Martin Hirsch, comme tant d’autres acteurs du Social Business, affirme apporter des « solutions innovantes », mais c’est faux. Il ne lutte pas contre la pauvreté, il la prend en otage, il la canalise vers ses partenaires, trop heureux de faire quelques jolis profits tout en s’offrant une image charitable, solidaire.
Pour avoir droit à ses fameuses opportunités calibrées de la consommation au rabais, version Martin Hirsch, il faut accepter d’être mis à nu, mis en fiches, accepter d’être un cas de pauvreté avéré, étudié par des experts sous toutes les coutures, puis validé par des ONG spécialisées, des acteurs estampillés de la loufoque galaxie de l’« économie solidaire » ou des services sociaux accrédités.

Quid du pauvre extrême comme moi, qui refuse ce système d’encartage forcé et d’assistanat intrusif qui le prive de son autonomie et de sa Liberté ?
Pour avoir une carte prépayée SFR, il faut la retirer avec ses tristes justificatifs dans l’une des boutiques de Emmaüs Défi… Pourquoi conduire les pauvres vers cette structure, cette entreprise florissante, plutôt que vers les concessionnaires habituels de la téléphonie, ou même vers la Poste ou les bureaux de tabac ? Pour se déplacer, il faut obligatoirement choisir Renault et ses vieilles Twingo dont personne ne veut ! Pour avoir accès à une meilleure vue, il faut se rendre – toujours avec sa brouette de justificatifs – dans des magasins partenaires où Essilor et ses opticiens font à longueur d’année des profits énormes, avec des marges gigantesques ; mais attention, vous devez y aller « en dehors des heures de pointe », comme Entreprise et Pauvreté le demande à ses pauvres, des fois que leur odeur – à l’instar de l’incident au Musée d’Orsay (2) – incommoderait les clients traditionnels ! Etc.
Le Social Business est une manœuvre cynique qui n’a aujourd’hui rien de “social”, et qui permet aux riches, ayant choisi cette option abusivement dite « solidaire », de s’enrichir davantage sur le dos des plus pauvres.
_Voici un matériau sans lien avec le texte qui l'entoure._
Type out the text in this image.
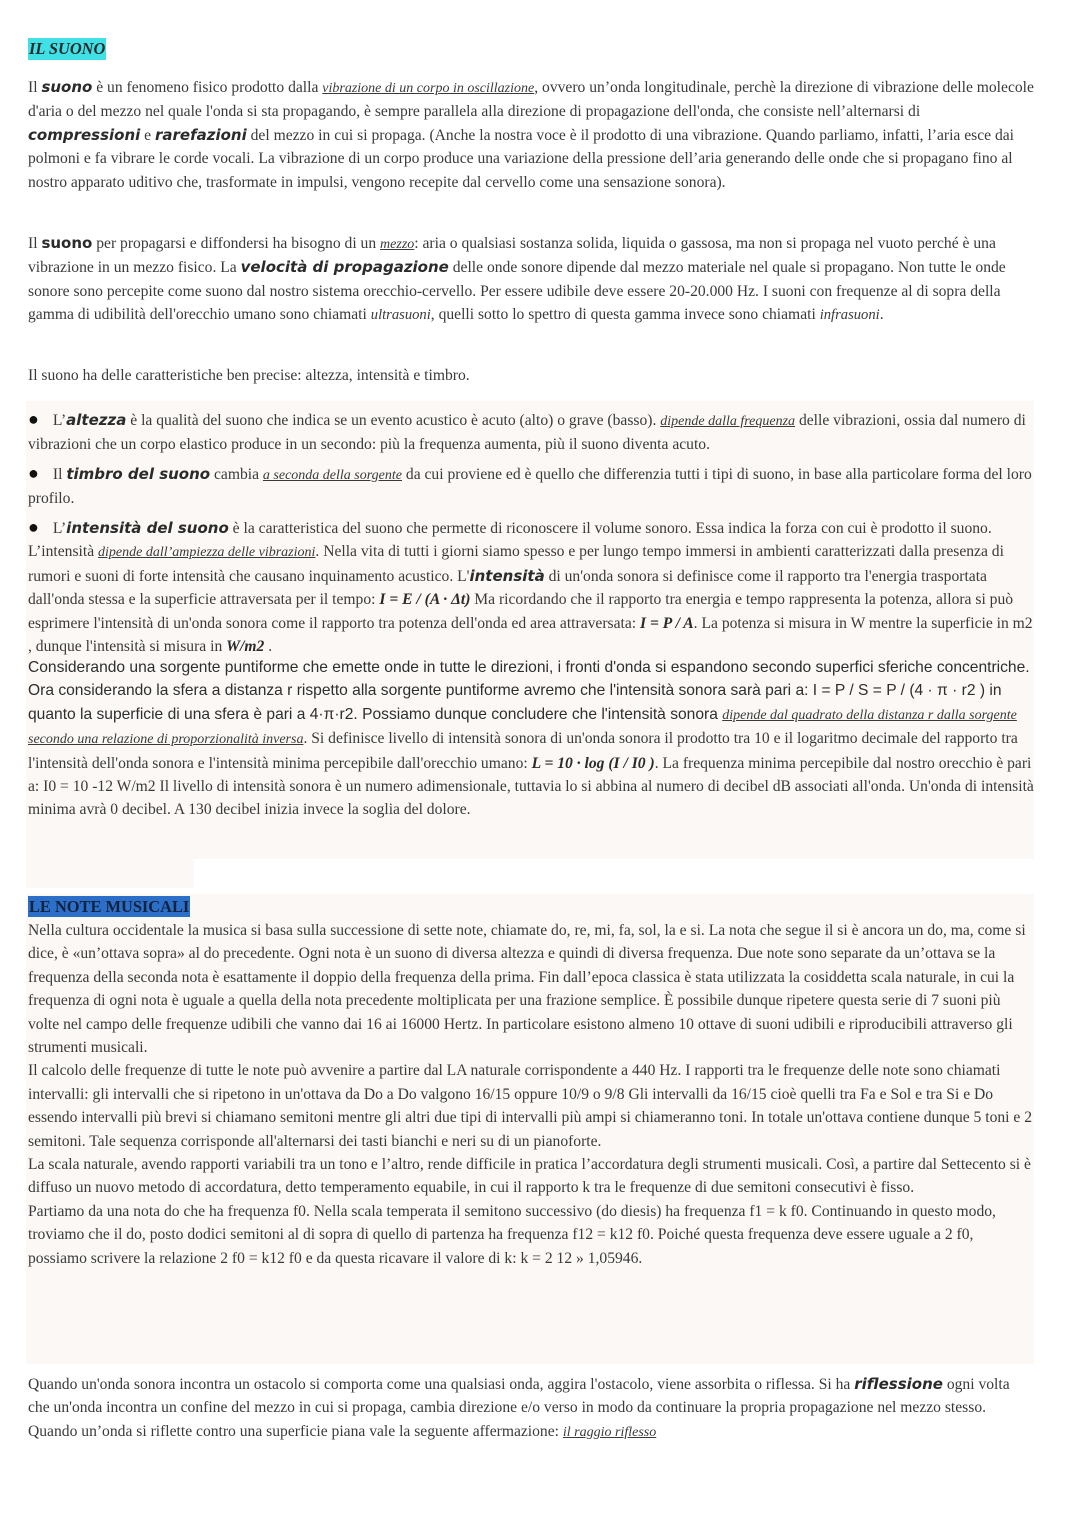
IL SUONO

Il suono è un fenomeno fisico prodotto dalla vibrazione di un corpo in oscillazione, ovvero un’onda longitudinale, perchè la direzione di vibrazione delle molecole d'aria o del mezzo nel quale l'onda si sta propagando, è sempre parallela alla direzione di propagazione dell'onda, che consiste nell’alternarsi di compressioni e rarefazioni del mezzo in cui si propaga. (Anche la nostra voce è il prodotto di una vibrazione. Quando parliamo, infatti, l’aria esce dai polmoni e fa vibrare le corde vocali. La vibrazione di un corpo produce una variazione della pressione dell’aria generando delle onde che si propagano fino al nostro apparato uditivo che, trasformate in impulsi, vengono recepite dal cervello come una sensazione sonora).

Il suono per propagarsi e diffondersi ha bisogno di un mezzo: aria o qualsiasi sostanza solida, liquida o gassosa, ma non si propaga nel vuoto perché è una vibrazione in un mezzo fisico. La velocità di propagazione delle onde sonore dipende dal mezzo materiale nel quale si propagano. Non tutte le onde sonore sono percepite come suono dal nostro sistema orecchio-cervello. Per essere udibile deve essere 20-20.000 Hz. I suoni con frequenze al di sopra della gamma di udibilità dell'orecchio umano sono chiamati ultrasuoni, quelli sotto lo spettro di questa gamma invece sono chiamati infrasuoni.

Il suono ha delle caratteristiche ben precise: altezza, intensità e timbro.

● L’altezza è la qualità del suono che indica se un evento acustico è acuto (alto) o grave (basso). dipende dalla frequenza delle vibrazioni, ossia dal numero di vibrazioni che un corpo elastico produce in un secondo: più la frequenza aumenta, più il suono diventa acuto.

● Il timbro del suono cambia a seconda della sorgente da cui proviene ed è quello che differenzia tutti i tipi di suono, in base alla particolare forma del loro profilo.

● L’intensità del suono è la caratteristica del suono che permette di riconoscere il volume sonoro. Essa indica la forza con cui è prodotto il suono. L’intensità dipende dall’ampiezza delle vibrazioni. Nella vita di tutti i giorni siamo spesso e per lungo tempo immersi in ambienti caratterizzati dalla presenza di rumori e suoni di forte intensità che causano inquinamento acustico. L'intensità di un'onda sonora si definisce come il rapporto tra l'energia trasportata dall'onda stessa e la superficie attraversata per il tempo: I = E / (A · Δt) Ma ricordando che il rapporto tra energia e tempo rappresenta la potenza, allora si può esprimere l'intensità di un'onda sonora come il rapporto tra potenza dell'onda ed area attraversata: I = P / A. La potenza si misura in W mentre la superficie in m2 , dunque l'intensità si misura in W/m2 .

Considerando una sorgente puntiforme che emette onde in tutte le direzioni, i fronti d'onda si espandono secondo superfici sferiche concentriche. Ora considerando la sfera a distanza r rispetto alla sorgente puntiforme avremo che l'intensità sonora sarà pari a: I = P / S = P / (4 · π · r2 ) in quanto la superficie di una sfera è pari a 4·π·r2. Possiamo dunque concludere che l'intensità sonora dipende dal quadrato della distanza r dalla sorgente secondo una relazione di proporzionalità inversa. Si definisce livello di intensità sonora di un'onda sonora il prodotto tra 10 e il logaritmo decimale del rapporto tra l'intensità dell'onda sonora e l'intensità minima percepibile dall'orecchio umano: L = 10 · log (I / I0 ). La frequenza minima percepibile dal nostro orecchio è pari a: I0 = 10 -12 W/m2 Il livello di intensità sonora è un numero adimensionale, tuttavia lo si abbina al numero di decibel dB associati all'onda. Un'onda di intensità minima avrà 0 decibel. A 130 decibel inizia invece la soglia del dolore.

LE NOTE MUSICALI

Nella cultura occidentale la musica si basa sulla successione di sette note, chiamate do, re, mi, fa, sol, la e si. La nota che segue il si è ancora un do, ma, come si dice, è «un’ottava sopra» al do precedente. Ogni nota è un suono di diversa altezza e quindi di diversa frequenza. Due note sono separate da un’ottava se la frequenza della seconda nota è esattamente il doppio della frequenza della prima. Fin dall’epoca classica è stata utilizzata la cosiddetta scala naturale, in cui la frequenza di ogni nota è uguale a quella della nota precedente moltiplicata per una frazione semplice. È possibile dunque ripetere questa serie di 7 suoni più volte nel campo delle frequenze udibili che vanno dai 16 ai 16000 Hertz. In particolare esistono almeno 10 ottave di suoni udibili e riproducibili attraverso gli strumenti musicali.

Il calcolo delle frequenze di tutte le note può avvenire a partire dal LA naturale corrispondente a 440 Hz. I rapporti tra le frequenze delle note sono chiamati intervalli: gli intervalli che si ripetono in un'ottava da Do a Do valgono 16/15 oppure 10/9 o 9/8 Gli intervalli da 16/15 cioè quelli tra Fa e Sol e tra Si e Do essendo intervalli più brevi si chiamano semitoni mentre gli altri due tipi di intervalli più ampi si chiameranno toni. In totale un'ottava contiene dunque 5 toni e 2 semitoni. Tale sequenza corrisponde all'alternarsi dei tasti bianchi e neri su di un pianoforte.

La scala naturale, avendo rapporti variabili tra un tono e l’altro, rende difficile in pratica l’accordatura degli strumenti musicali. Così, a partire dal Settecento si è diffuso un nuovo metodo di accordatura, detto temperamento equabile, in cui il rapporto k tra le frequenze di due semitoni consecutivi è fisso.

Partiamo da una nota do che ha frequenza f0. Nella scala temperata il semitono successivo (do diesis) ha frequenza f1 = k f0. Continuando in questo modo, troviamo che il do, posto dodici semitoni al di sopra di quello di partenza ha frequenza f12 = k12 f0. Poiché questa frequenza deve essere uguale a 2 f0, possiamo scrivere la relazione 2 f0 = k12 f0 e da questa ricavare il valore di k: k = 2 12 » 1,05946.

Quando un'onda sonora incontra un ostacolo si comporta come una qualsiasi onda, aggira l'ostacolo, viene assorbita o riflessa. Si ha riflessione ogni volta che un'onda incontra un confine del mezzo in cui si propaga, cambia direzione e/o verso in modo da continuare la propria propagazione nel mezzo stesso. Quando un’onda si riflette contro una superficie piana vale la seguente affermazione: il raggio riflesso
C’est fin 2008, alors que la misère s’affirmait durable en Europe, que HEC (École des Hautes Études Commerciales) inaugura comme par hasard sa chaire : « Social business, entreprises et pauvreté », avec pour objectif, par l’entremise de “tanks” amis et d’associations structurées sur mesure, d’aider les décideurs et les grands patrons à développer ce juteux “business model”. Inutile de le dire : c’est à l’initiative de cette chaire HEC, de ce « laboratoire d’expérimentations sociales », que la boîte Entreprise et Pauvreté fut créée, en 2010, en tout opportunisme…

Alors oui, M’sieur Martin, ça devient cher d’être un pauvre manipulé par des structures douteuses comme la vôtre, qui sont en fait un produit déguisé du néo-libéralisme et du capitalisme financier cherchant à nous vendre des packages de fausses solutions aux problèmes qu’ils ont engendrés et à la misère qu’ils produisent chaque jour dans le monde.
Je suis sûr que si l’on vous parachutait à Lampedusa, au lieu de lutter contre les causes politiques de l’exode et de la misère, vous trouveriez le moyen de vendre aux survivants des couvertures chauffantes de la filière textile d’Emmaüs, des paniers de yoghourts périmés Danone, des GPS d’occasion de sous-traitants Schneider, des flacons à prix brisés de chez L’Oréal pour sentir meilleur. Vous seriez un ambassadeur impayable et un grand secouriste de ce triste monde ! Et ça, ça mériterait bien une dernière médaille de tartuffe pour la route…
 - Allez, c’est ma tournée !

Christophe LECLAIRE

(1) Emmanuel Faber, Directeur général délégué de Danone – marque dont les dérives en Inde et les délits de corruption en Chine sont notoires (sa filiale Dumex vient d’être condamnée le 14 octobre 2013 : elle soudoyait des infirmières et des médecins de la ville de Tianjin pour inciter les mères à nourrir leurs bébés avec du lait infantile de sa marque) –, et Muhammad Yunus, grand Prix de l’exploitation des pauvres au Bangladesh par le microcrédit de la Grameen Bank (« Banque des pauvres »), et accessoirement Nobel de la Paix, malgré les milliers de suicides engendrés par ses activités hautement spéculatives dans le monde rural.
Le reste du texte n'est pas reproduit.